In april 1916 met slechts 2 vliegtuigen in de vliegbare toestand in het 1e Aero-squadron, verzocht het leger een toewijzing van $ 500.000 aan het Congres om 12 nieuwe vliegtuigen te kopen - de Curtiss R-2's die waren uitgerust met Lewis-pistolen, automatische camera's, bommen en radio's
Na veel vertraging ontving het leger 12 Curtiss R-2's, maar deze waren praktisch voor het Mexicaanse klimaat en vereisten aanpassingen die tot 22 augustus 1916 nodig hadden om 6 vliegtuigen in de lucht te krijgen. Als resultaat van hun missie was het 1e squadron in staat om generaal Pershing te gebruiken met de eerste luchtfoto-evaluatie door een Amerikaanse luchteenheid.
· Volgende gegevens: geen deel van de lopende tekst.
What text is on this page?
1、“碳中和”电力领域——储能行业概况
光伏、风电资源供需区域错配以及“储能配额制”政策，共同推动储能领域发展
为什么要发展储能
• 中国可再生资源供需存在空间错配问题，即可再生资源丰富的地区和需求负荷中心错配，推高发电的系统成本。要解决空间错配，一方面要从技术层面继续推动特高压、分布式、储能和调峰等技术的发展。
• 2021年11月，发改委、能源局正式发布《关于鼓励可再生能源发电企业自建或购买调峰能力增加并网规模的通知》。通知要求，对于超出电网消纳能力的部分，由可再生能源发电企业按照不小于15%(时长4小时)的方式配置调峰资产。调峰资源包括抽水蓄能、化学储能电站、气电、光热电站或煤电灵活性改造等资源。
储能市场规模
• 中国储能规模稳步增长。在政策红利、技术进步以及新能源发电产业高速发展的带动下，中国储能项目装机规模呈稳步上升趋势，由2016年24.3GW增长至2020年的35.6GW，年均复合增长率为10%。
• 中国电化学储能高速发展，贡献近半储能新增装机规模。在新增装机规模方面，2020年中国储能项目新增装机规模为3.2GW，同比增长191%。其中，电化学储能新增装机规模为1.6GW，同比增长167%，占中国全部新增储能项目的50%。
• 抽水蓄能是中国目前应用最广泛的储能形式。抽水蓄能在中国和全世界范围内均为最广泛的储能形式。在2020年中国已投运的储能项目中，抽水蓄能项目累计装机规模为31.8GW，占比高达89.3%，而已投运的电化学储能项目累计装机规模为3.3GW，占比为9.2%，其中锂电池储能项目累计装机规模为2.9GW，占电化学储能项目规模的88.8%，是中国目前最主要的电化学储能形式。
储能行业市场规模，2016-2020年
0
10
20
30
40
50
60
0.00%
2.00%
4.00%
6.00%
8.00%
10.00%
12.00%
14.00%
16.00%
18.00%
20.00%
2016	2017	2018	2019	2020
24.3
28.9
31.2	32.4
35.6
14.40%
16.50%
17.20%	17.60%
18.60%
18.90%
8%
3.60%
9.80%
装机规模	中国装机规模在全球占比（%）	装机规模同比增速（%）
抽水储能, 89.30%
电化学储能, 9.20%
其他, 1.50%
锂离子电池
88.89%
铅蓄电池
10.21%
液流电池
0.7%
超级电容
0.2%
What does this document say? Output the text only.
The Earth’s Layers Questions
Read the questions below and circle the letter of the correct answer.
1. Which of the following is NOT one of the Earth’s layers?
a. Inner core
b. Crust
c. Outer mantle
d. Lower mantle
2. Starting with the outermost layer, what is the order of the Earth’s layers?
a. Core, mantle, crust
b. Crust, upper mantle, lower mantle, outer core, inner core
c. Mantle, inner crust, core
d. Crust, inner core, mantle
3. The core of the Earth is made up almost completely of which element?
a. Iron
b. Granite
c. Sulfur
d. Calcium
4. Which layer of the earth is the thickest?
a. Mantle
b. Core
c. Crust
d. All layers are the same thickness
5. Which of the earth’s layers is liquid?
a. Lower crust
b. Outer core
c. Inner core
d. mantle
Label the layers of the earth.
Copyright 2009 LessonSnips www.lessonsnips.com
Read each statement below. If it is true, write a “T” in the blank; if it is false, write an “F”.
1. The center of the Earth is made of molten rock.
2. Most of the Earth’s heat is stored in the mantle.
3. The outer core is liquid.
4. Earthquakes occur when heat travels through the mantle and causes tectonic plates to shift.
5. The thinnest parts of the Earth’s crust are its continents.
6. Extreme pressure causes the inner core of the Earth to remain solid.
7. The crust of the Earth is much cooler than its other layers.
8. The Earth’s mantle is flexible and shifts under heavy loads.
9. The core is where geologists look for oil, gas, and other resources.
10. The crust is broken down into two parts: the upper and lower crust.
Toen de Verenigde Staten op 6 april 1917 de Eerste Wereldoorlog ingingen, was de vliegtuigindustrie van het land middelmatig in vergelijking met Groot-Brittannië, Duitsland en Frankrijk, die elk vanaf het begin bij de oorlog betrokken waren geweest en uit de eerste hand hadden geleerd over de sterke punten en zwakke punten van gevechtsklare vliegtuigen. Dit was waar, ook al was er rond het begin van de oorlog meer dan voldoende geld verstrekt door het Amerikaanse Congres.